"Approximate query processing using wavelets"

by Kaushik Chakrabarti, Minos Garofalakis, Rajeev Rastogi, and Kyuseok Shim.
The VLDB Journal, Vol. 10, No. 2-3, September 2001 ("Best of VLDB'2000" Special Issue), pp. 199-223.


Approximate query processing has emerged as a cost-effective approach for dealing with the huge data volumes and stringent response-time requirements of today's Decision Support Systems (DSS). Most work in this area, however, has so far been limited in its query processing scope, typically focusing on specific forms of aggregate queries. Furthermore, conventional approaches based on sampling or histograms appear to be inherently limited when it comes to approximating the results of complex queries over high-dimensional DSS data sets.
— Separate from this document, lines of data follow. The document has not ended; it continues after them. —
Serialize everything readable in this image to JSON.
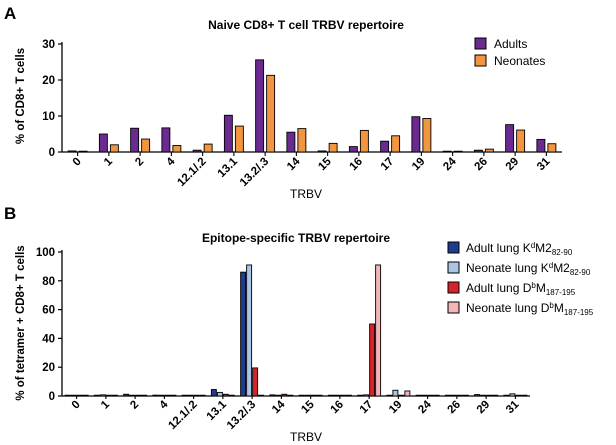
{
  "chart_data": [
    {
      "panel": "A",
      "type": "bar",
      "title": "Naive CD8+ T  cell TRBV repertoire",
      "xlabel": "TRBV",
      "ylabel": "% of CD8+ T cells",
      "ylim": [
        0,
        30
      ],
      "yticks": [
        0,
        10,
        20,
        30
      ],
      "categories": [
        "0",
        "1",
        "2",
        "4",
        "12.1/.2",
        "13.1",
        "13.2/.3",
        "14",
        "15",
        "16",
        "17",
        "19",
        "24",
        "26",
        "29",
        "31"
      ],
      "legend_position": "top-right",
      "series": [
        {
          "name": "Adults",
          "color": "#6b2a8f",
          "values": [
            0.3,
            5.0,
            6.6,
            6.7,
            0.5,
            10.2,
            25.6,
            5.5,
            0.3,
            1.5,
            3.0,
            9.8,
            0.2,
            0.5,
            7.6,
            3.5
          ]
        },
        {
          "name": "Neonates",
          "color": "#f29540",
          "values": [
            0.2,
            2.0,
            3.6,
            1.8,
            2.2,
            7.2,
            21.3,
            6.5,
            2.4,
            6.0,
            4.5,
            9.3,
            0.2,
            0.8,
            6.1,
            2.3
          ]
        }
      ]
    },
    {
      "panel": "B",
      "type": "bar",
      "title": "Epitope-specific TRBV repertoire",
      "xlabel": "TRBV",
      "ylabel": "% of tetramer + CD8+ T cells",
      "ylim": [
        0,
        100
      ],
      "yticks": [
        0,
        20,
        40,
        60,
        80,
        100
      ],
      "categories": [
        "0",
        "1",
        "2",
        "4",
        "12.1/.2",
        "13.1",
        "13.2/.3",
        "14",
        "15",
        "16",
        "17",
        "19",
        "24",
        "26",
        "29",
        "31"
      ],
      "legend_position": "top-right",
      "series": [
        {
          "name": "Adult lung KdM2 82-90",
          "label_main1": "Adult lung K",
          "label_sup": "d",
          "label_main2": "M2",
          "label_sub": "82-90",
          "color": "#1f3d8f",
          "values": [
            0,
            0.3,
            1.2,
            0.6,
            0.3,
            4.5,
            86,
            0.8,
            0.4,
            0,
            0.5,
            0,
            0,
            0.5,
            1.0,
            0
          ]
        },
        {
          "name": "Neonate lung KdM2 82-90",
          "label_main1": "Neonate lung K",
          "label_sup": "d",
          "label_main2": "M2",
          "label_sub": "82-90",
          "color": "#aac5e6",
          "values": [
            0,
            0.8,
            0.3,
            0.4,
            0.5,
            2.5,
            91,
            0.5,
            0.3,
            0.2,
            0.8,
            4.0,
            0.3,
            0.3,
            0.4,
            1.5
          ]
        },
        {
          "name": "Adult lung DbM 187-195",
          "label_main1": "Adult lung D",
          "label_sup": "b",
          "label_main2": "M",
          "label_sub": "187-195",
          "color": "#d6232a",
          "values": [
            0,
            0,
            0,
            0,
            0,
            1.2,
            19.5,
            1.2,
            0,
            0,
            50,
            0,
            0,
            0,
            0,
            0
          ]
        },
        {
          "name": "Neonate lung DbM 187-195",
          "label_main1": "Neonate lung D",
          "label_sup": "b",
          "label_main2": "M",
          "label_sub": "187-195",
          "color": "#f2b6b8",
          "values": [
            0,
            0,
            0,
            0,
            0,
            0,
            0,
            0,
            0,
            0,
            91,
            3.5,
            0,
            0,
            0,
            0
          ]
        }
      ]
    }
  ]
}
In this paper, we propose the use of multi-dimensional wavelets as an effective tool for general-purpose approximate query processing in modern, high-dimensional applications. Our approach is based on building wavelet-coefficient synopses of the data and using these synopses to provide approximate answers to queries. We develop novel query processing algorithms that operate directly on the wavelet-coefficient synopses of relational tables, allowing us to process arbitrarily complex queries entirely in the wavelet-coefficient domain. This guarantees extremely fast response times since our approximate query execution engine can do the bulk of its processing over compact sets of wavelet coefficients, essentially postponing the expansion into relational tuples until the end-result of the query. We also propose a novel wavelet decomposition algorithm that can build these synopses in an I/O-efficient manner. Finally, we conduct an extensive experimental study with synthetic as well as real-life data sets to determine the effectiveness of our wavelet-based approach compared to sampling and histograms. Our results demonstrate that our techniques (1) provide approximate answers of better quality than either sampling or histograms, (2) offer query execution-time speedups of more than two orders of magnitude, and (3) guarantee extremely fast synopsis construction times that scale linearly with the size of the data.